The paper addresses six main questions:
- What environmental issues should be considered? The authors argue that multi-criteria life cycle assessment (LCA) should be used, since food’s impacts extend beyond just climate change. With regards to human health, pollutants are to some extent included in LCA already, but the authors note that the health impacts of exposure to pollutants (e.g. pesticide residues) through eating food are regulated by food safety regulation. To avoid potential clashes between these regulations and food labelling, the authors say that regulations should be addressed before health risks are fully integrated into food labelling.
- What objectives should be targeted? In other words, what is the point of an environmental label - to encourage changes to consumption patterns, or to induce more sustainable production practices? The authors argue that both levers of change should be used. They also discuss which functional unit should be used - mass, portion, nutrition characteristics or economic value. The authors argue that while nutritional functional units are important, using them would probably result in different types of labelling being used for different food categories, making it harder for customers to compare different food types on a like-for-like basis and choose to substitute one food type with another. They therefore recommend a standardised functional unit based on product mass.
- What data are needed, and for whom? The number of products in the French public life cycle inventory database AGRIBALYSE is limited - so to encourage consumers to switch to more sustainably produced versions of a given food type, more granular information is required. The authors call for a coherent, transparent calculation framework that can use impact data from food production companies as well as public data on packaging, product origin, etc.
- What methods for assessing environmental impacts? The European Commission has recommended using the Environmental Footprint (EF) 3.0 life cycle impact assessment method. The authors point out that this and other LCA frameworks often ignore benefits of practices such as agroecology, e.g. on-farm biodiversity. They recommend, as a first step, introducing a new “field-level biodiversity” impact category into the EF framework.
- Which environmental scores should be chosen? The EF footprint provides a single, linear score. The authors consider (but do not reach a firm conclusion on) several alternatives: expressing results as relative to other food products rather than as absolute scores; making the scale non-linear (e.g. logarithmic) so that scores fall across the whole range of values rather than primarily at the extremes; and adding or subtracting extra points based on additional criteria such as food miles.
- What label format should be proposed? Colour-coded labels have been shown to be recognised more easily than monochrome labels. The authors consider that five-level ordinal scales (e.g. ranks of A to E) may not provide enough information to let customers choose between products in the same category, if two products have similar scores. They suggest some potential improvements: using more “levels” in ordinal scale labels; supplementing an ordinal scale with a numerical score from 0 to 100; and adding a further breakdown of performance in several different environmental categories. However, they warn that providing too much information could deter consumers - hence, some information could be provided at the front of the pack, and some at the back.

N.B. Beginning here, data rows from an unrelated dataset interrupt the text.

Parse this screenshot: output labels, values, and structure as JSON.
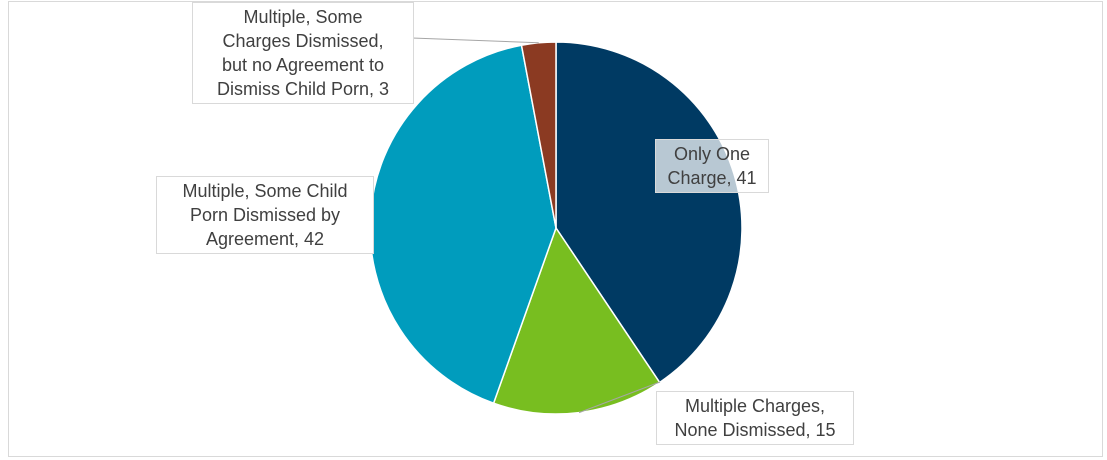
{
  "chart_data": {
    "type": "pie",
    "title": "",
    "slices": [
      {
        "label": [
          "Only One",
          "Charge, 41"
        ],
        "value": 41,
        "color": "#003A63"
      },
      {
        "label": [
          "Multiple Charges,",
          "None Dismissed, 15"
        ],
        "value": 15,
        "color": "#78BE20"
      },
      {
        "label": [
          "Multiple, Some Child",
          "Porn Dismissed by",
          "Agreement, 42"
        ],
        "value": 42,
        "color": "#009CBD"
      },
      {
        "label": [
          "Multiple, Some",
          "Charges Dismissed,",
          "but no Agreement to",
          "Dismiss Child Porn, 3"
        ],
        "value": 3,
        "color": "#8B3A22"
      }
    ],
    "start_angle_deg": 0,
    "direction": "clockwise"
  }
}
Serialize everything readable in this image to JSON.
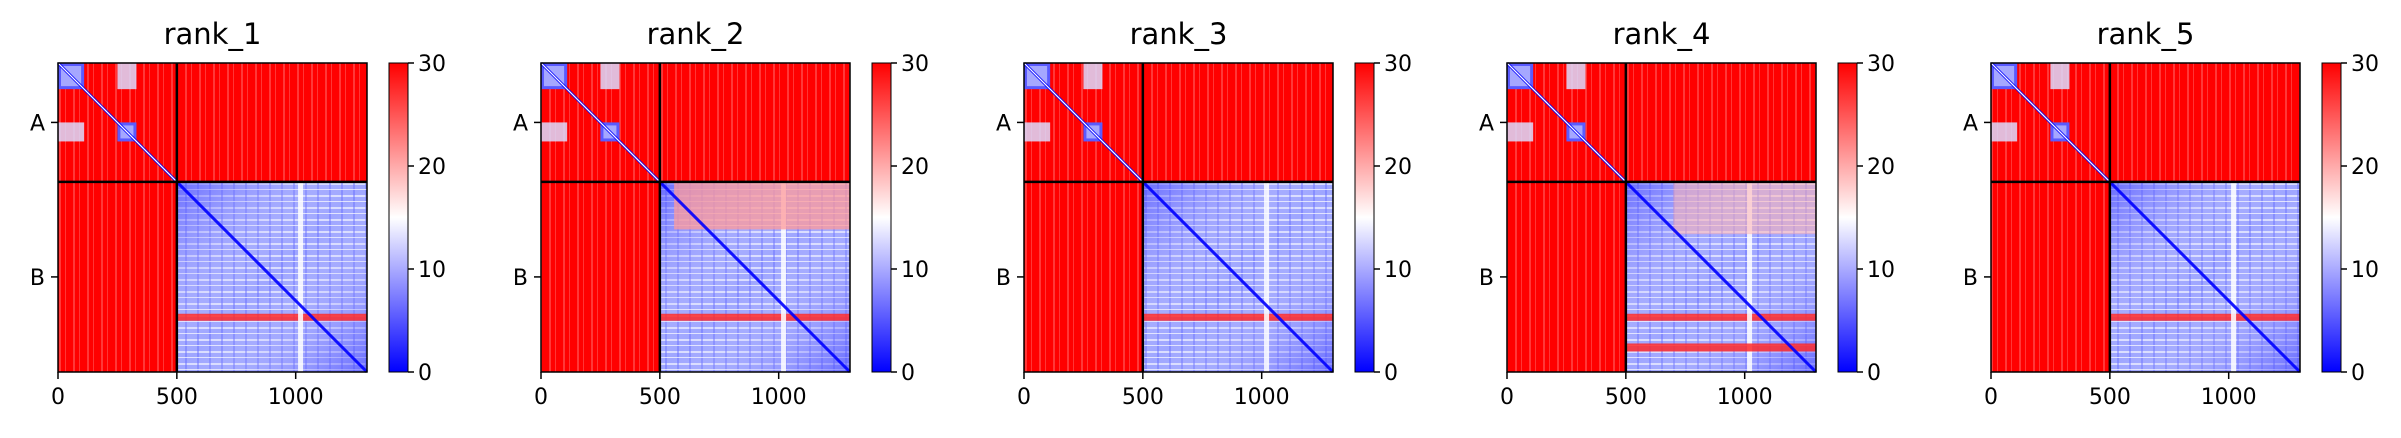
{
  "chart_data": {
    "type": "heatmap",
    "description_note": "",
    "x_ticks": [
      0,
      500,
      1000
    ],
    "x_range": [
      0,
      1300
    ],
    "y_range": [
      0,
      1300
    ],
    "chains": [
      {
        "label": "A",
        "start": 0,
        "end": 500
      },
      {
        "label": "B",
        "start": 500,
        "end": 1300
      }
    ],
    "colorbar": {
      "ticks": [
        0,
        10,
        20,
        30
      ],
      "range": [
        0,
        30
      ],
      "colormap": [
        "#0000ff",
        "#ffffff",
        "#ff0000"
      ]
    },
    "panels": [
      {
        "title": "rank_1"
      },
      {
        "title": "rank_2"
      },
      {
        "title": "rank_3"
      },
      {
        "title": "rank_4"
      },
      {
        "title": "rank_5"
      }
    ]
  }
}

Consumers increasingly demand information about the environmental impacts of their food. The French government is in the process of introducing environmental labelling for all food products. A scientific council was set up, and its main conclusions are presented in this article, through six questions: What environmental issues should be considered? What objective should be targeted? What data are needed, and for whom? What methods for assessing environmental impacts? Which environmental scores should be chosen? What label format should be proposed? By answering these questions and considering the context, the available data, the proposed methods and adjustments, and the knowledge of consumer perception of formats, the scientific council considers that a labelling scheme is feasible and relevant.
Hélias, A., van der Werf, H.M., Soler, L.G., Aggeri, F., Dourmad, J.Y., Julia, C., Nabec, L., Pellerin, S., Ruffieux, B. and Trystram, G., 2022. Implementing environmental labelling of food products in France. The International Journal of Life Cycle Assessment, pp.1-6.